Harvesting pearls from oysters. If you have yet to run into a live streaming video of a person opening up oysters and harvesting pearls on your Facebook feed, you probably will soon. This latest trend has solopreneurs throwing live streaming oyster opening parties attended by customers who have paid to have a pearl harvested from an oyster for them and curious onlookers. The host then opens each oyster live and then displays the newly harvested pearl for the audience. As the party continues, each pearl is measured and valued as the host interacts with customers in real time.
Pearl parties are just the beginning. The potential for direct sales solopreneurs to use live streaming video to reach new customers in nearly limitless.
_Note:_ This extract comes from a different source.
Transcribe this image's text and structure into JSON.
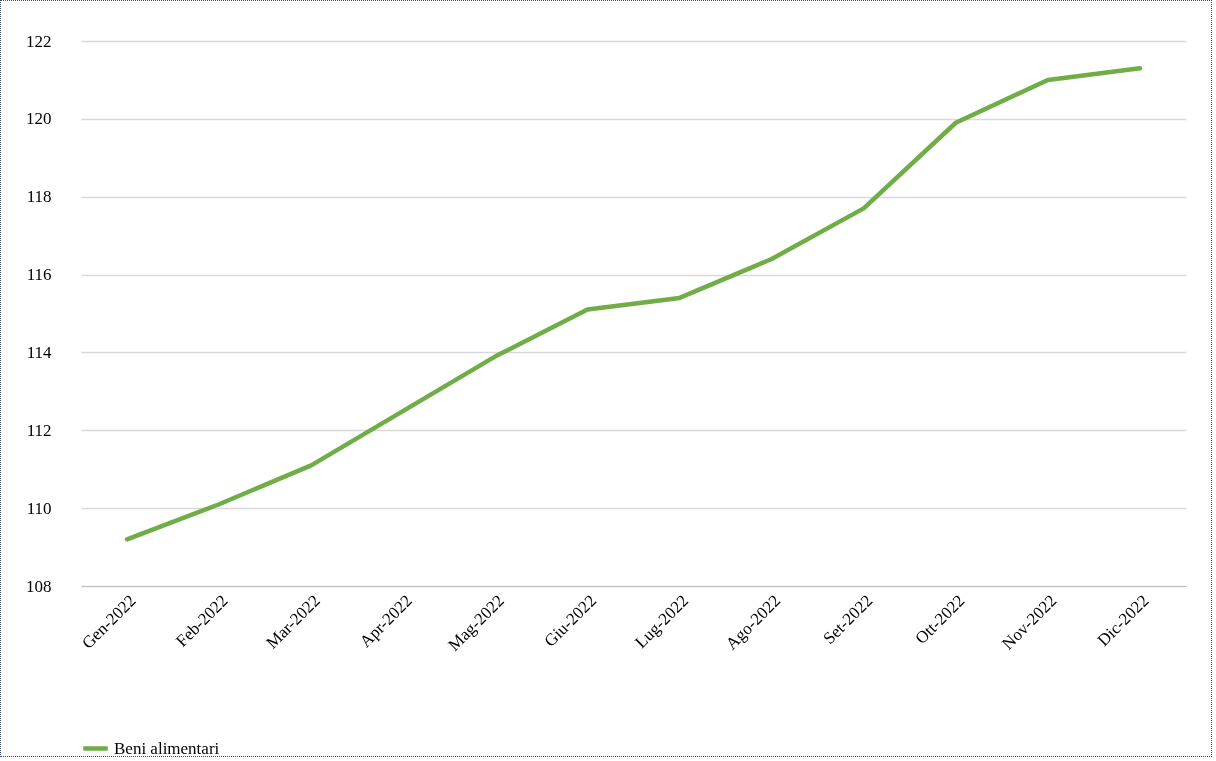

By making live streaming available to the public, Facebook, Twitter, and other platforms have essentially given small business owners a platform for hosting live infomercials. One logical question is whether or not this will impact advertising revenues.
Of course, another sure thing is the fact that larger brands are certainly not going to leave this opportunity ignored. They too will find ways to leverage live streaming video as an advertising video. The only thing that remains uncertain is whether or not their use of live streaming will also impact their use of paid internet advertising.
Then there is the final question. Will platforms such as Twitter or Facebook opt to make live streaming a paid feature, or will they find some other way to monetize this offering?
People may resent him for turning Facebook into an advertising platform, but the truth is Mark Zuckerberg has created an advertising revenue generating powerhouse. In fact, in less than one year, Facebook advertising earnings increased by nearly 60 percent. It may seem as if Google is seriously lagging with only an 18 percent increase, it still outpaces all of the other advertising platforms combined.
Speaking of Facebook. Advertisers who backed away from the platform believing that they had a better chance of engaging millennials elsewhere, will likely begin returning to Facebook. As it turns out, the rumors of a mass exodus of millennials from Facebook really didn’t happen. In the future, brands who want to reach millennials will probably want to take a cross-platform approach to online marketing.
In the future, it will take some serious technical innovation or a serious overhaul of the current online, advertising, pricing model to enable another player to truly take on these too juggernauts. That is not impossible, but it is certainly a tall order. It will be interesting to see if another social media platform is able to step up and begin to dominate even a little bit. At this point, the only player that seems positioned to do so is possibly Instagram.
Even more, than print ads and television, it is clear that the internet is now the premier medium through which advertising dollars are going to be spent. However, the way in which these messages are delivered will continually change. The predictions above, are just a small example of that.